The role of extracellular vesicles (EVs), specifically exosomes, in intercellular communication likely plays a key role in placental orchestration of pregnancy and maternal immune sensing of the fetus. While murine models are powerful tools to study pregnancy and maternal-fetal immune interactions, in contrast to human placental exosomes, the content of murine placental and pregnancy exosomes remains largely understudied. Using a recently developed in vitro culture technique, murine trophoblast stem cells derived from B6 mice were differentiated into syncytial-like cells. EVs from the conditioned media, as well as from pregnant and non-pregnant sera, were enriched for exosomes. The RNA composition of these murine trophoblast-derived and pregnancy-associated exosome-enriched-EVs (ExoE-EVs) was determined using RNA-sequencing analysis and expression levels confirmed by qRT-PCR. Differentially abundant miRNAs were detected in syncytial differentiated ExoE-EVs, particularly from the X chromosome cluster (mmu-miR-322-3p, mmu-miR-322-5p, mmu-miR-503-5p, mmu-miR-542-3p, and mmu-miR-450a-5p). These were confirmed to be increased in pregnant mouse sera ExoE-EVs by qRT-PCR analysis. Interestingly, fifteen miRNAs were only present within the pregnancy-derived ExoE-EVs compared to non-pregnant controls.
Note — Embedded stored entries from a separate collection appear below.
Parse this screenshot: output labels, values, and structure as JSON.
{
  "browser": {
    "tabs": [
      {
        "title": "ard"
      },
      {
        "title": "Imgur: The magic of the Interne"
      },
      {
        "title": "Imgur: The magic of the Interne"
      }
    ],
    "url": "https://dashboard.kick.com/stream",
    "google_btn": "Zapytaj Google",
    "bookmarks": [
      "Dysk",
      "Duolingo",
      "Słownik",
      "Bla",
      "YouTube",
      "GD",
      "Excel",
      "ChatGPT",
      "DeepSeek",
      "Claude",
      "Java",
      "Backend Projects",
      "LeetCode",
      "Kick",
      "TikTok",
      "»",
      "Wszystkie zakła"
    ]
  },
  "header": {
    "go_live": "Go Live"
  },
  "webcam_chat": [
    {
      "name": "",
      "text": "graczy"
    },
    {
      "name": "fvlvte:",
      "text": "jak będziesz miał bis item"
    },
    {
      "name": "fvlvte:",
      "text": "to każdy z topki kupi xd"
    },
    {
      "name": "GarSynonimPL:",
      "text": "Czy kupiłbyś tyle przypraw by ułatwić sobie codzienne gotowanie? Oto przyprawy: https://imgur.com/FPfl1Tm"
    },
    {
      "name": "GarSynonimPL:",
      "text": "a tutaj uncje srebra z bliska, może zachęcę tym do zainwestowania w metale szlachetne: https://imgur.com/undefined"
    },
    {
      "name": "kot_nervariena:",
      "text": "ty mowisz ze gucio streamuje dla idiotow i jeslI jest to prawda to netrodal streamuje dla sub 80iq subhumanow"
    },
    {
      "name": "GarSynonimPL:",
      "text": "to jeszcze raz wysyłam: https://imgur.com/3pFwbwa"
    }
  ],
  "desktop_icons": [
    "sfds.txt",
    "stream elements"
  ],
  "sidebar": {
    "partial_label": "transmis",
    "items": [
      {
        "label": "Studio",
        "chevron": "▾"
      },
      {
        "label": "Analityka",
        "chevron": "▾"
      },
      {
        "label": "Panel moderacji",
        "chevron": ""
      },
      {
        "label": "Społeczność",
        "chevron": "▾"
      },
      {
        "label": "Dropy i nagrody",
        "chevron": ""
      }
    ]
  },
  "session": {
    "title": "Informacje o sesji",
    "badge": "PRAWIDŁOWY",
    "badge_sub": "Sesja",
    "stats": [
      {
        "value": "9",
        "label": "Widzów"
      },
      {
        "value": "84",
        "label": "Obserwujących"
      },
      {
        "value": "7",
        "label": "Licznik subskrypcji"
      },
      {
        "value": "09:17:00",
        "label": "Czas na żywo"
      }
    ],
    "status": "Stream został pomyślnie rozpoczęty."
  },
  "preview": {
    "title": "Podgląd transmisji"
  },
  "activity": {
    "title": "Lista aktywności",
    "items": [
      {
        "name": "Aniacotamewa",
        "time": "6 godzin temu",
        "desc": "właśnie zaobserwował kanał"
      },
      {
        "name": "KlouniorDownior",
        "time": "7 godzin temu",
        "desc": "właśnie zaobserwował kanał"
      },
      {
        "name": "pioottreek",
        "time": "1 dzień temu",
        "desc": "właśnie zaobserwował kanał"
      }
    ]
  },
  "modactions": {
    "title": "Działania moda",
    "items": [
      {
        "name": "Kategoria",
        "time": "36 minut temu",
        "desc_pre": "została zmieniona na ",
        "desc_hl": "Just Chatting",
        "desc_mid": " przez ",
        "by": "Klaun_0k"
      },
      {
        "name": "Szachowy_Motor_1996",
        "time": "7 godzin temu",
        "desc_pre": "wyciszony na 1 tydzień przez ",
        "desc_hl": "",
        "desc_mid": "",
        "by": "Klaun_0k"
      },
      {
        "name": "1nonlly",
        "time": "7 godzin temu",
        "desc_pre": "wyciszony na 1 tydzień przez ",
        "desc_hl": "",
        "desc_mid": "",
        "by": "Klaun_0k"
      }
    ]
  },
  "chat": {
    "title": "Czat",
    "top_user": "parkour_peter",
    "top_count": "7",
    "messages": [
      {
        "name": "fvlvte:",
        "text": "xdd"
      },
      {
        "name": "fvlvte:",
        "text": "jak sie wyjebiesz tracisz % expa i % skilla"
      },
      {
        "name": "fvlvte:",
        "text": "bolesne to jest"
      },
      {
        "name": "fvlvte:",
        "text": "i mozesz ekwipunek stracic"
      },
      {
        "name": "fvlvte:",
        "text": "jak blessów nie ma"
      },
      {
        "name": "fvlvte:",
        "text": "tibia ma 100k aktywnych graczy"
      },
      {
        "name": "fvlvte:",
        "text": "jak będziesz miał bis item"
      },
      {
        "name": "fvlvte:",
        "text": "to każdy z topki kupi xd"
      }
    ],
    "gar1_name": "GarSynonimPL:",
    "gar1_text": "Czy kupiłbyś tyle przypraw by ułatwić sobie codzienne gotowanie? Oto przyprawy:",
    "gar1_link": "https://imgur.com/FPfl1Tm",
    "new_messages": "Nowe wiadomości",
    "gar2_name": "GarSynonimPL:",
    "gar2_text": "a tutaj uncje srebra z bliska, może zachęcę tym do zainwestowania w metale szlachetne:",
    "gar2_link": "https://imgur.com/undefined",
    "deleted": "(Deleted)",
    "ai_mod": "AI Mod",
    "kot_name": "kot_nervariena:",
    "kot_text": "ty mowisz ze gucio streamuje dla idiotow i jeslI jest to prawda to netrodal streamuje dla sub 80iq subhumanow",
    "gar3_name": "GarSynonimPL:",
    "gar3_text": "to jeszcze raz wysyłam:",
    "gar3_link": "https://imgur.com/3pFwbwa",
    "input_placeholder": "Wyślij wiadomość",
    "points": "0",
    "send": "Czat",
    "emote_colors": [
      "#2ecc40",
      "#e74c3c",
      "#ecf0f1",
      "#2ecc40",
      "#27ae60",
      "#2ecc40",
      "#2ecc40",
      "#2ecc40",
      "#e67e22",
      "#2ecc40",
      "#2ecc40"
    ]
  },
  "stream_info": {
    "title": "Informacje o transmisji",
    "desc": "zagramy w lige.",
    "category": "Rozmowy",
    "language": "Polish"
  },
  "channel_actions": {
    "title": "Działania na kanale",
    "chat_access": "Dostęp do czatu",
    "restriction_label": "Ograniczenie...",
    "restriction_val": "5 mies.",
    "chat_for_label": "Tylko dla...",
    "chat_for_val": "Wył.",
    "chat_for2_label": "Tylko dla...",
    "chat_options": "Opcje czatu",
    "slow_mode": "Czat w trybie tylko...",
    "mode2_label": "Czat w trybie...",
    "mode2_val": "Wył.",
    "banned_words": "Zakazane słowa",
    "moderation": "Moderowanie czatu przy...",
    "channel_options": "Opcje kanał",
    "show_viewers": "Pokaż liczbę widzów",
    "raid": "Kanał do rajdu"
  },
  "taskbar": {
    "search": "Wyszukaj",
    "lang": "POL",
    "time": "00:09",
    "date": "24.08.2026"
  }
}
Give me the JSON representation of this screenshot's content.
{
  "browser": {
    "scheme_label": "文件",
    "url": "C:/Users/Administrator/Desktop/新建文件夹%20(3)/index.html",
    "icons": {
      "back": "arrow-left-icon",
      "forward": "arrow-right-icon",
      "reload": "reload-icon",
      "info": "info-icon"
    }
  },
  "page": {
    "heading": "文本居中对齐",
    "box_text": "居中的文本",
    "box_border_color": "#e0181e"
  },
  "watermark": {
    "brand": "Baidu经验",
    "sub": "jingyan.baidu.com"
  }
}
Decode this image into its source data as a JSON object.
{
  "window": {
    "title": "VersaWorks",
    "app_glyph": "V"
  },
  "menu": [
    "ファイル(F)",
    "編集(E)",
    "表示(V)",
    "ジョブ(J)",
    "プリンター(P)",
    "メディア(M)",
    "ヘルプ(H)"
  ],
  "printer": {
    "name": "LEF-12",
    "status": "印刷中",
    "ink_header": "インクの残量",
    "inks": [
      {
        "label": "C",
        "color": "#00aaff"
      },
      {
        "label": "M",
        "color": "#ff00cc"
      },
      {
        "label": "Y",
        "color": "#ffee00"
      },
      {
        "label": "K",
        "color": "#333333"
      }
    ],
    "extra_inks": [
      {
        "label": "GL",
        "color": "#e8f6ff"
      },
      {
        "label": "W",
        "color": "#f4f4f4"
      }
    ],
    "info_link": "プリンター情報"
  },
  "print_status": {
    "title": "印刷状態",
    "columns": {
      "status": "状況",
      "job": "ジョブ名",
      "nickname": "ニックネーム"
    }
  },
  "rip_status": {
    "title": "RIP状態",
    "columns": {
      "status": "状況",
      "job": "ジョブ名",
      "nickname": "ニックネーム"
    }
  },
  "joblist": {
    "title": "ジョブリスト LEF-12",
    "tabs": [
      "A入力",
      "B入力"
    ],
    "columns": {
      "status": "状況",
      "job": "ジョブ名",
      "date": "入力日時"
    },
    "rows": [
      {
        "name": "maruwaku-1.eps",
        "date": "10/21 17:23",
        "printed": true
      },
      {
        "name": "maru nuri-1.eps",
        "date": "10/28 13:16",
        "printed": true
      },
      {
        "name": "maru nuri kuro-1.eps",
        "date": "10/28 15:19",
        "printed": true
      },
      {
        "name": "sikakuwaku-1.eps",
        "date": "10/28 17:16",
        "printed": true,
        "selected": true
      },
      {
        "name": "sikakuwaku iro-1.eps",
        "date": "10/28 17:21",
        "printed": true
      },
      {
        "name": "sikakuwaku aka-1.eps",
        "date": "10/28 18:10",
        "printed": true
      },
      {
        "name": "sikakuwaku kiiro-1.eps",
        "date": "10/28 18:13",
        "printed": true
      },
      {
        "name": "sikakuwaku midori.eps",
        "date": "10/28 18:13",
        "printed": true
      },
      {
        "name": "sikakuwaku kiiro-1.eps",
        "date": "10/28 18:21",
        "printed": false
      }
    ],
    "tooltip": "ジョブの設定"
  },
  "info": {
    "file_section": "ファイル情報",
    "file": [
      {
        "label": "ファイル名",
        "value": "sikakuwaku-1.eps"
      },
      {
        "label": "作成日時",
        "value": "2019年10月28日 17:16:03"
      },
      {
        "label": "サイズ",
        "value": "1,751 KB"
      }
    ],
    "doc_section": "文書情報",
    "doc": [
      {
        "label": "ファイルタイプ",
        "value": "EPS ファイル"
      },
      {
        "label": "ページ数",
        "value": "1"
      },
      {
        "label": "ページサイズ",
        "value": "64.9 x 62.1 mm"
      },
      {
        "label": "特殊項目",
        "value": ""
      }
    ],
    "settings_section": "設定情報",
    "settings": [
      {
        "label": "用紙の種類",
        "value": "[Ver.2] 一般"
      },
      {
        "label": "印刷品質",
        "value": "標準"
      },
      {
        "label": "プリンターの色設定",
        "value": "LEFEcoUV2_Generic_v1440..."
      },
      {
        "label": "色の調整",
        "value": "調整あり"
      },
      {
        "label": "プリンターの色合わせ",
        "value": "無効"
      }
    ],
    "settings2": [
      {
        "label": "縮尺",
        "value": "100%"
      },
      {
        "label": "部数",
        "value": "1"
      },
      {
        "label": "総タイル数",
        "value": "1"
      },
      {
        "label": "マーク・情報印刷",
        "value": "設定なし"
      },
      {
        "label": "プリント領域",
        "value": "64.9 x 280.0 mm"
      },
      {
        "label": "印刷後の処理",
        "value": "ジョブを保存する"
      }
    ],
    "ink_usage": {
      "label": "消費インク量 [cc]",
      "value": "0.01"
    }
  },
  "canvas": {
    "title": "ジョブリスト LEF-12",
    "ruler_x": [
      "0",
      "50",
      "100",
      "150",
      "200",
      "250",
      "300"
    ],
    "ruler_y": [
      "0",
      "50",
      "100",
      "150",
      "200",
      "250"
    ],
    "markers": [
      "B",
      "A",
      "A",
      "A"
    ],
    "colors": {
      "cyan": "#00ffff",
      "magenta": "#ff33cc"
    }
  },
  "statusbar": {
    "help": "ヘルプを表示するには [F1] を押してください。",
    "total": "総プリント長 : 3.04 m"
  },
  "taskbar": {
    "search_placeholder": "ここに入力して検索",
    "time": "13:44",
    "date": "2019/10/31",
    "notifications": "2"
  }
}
Mmu-miR-292-3p and mmu-miR-183-5p were noted to be some of the most abundant miRNAs in syncytial ExoE-EVs and were also present at higher levels in pregnant versus non-pregnant sera ExoE-EVs. The bioinformatics tool, MultiMir, was employed to query publicly available databases of predicted miRNA-target interactions. This analysis reveals that the X-chromosome miRNAs are predicted to target ubiquitin-mediated proteolysis and intracellular signaling pathways. Knowing the cargo of placental and pregnancy-specific ExoE-EVs as well as the predicted biological targets informs studies using murine models to examine not only maternal-fetal immune interactions but also the physiologic consequences of placental-maternal communication.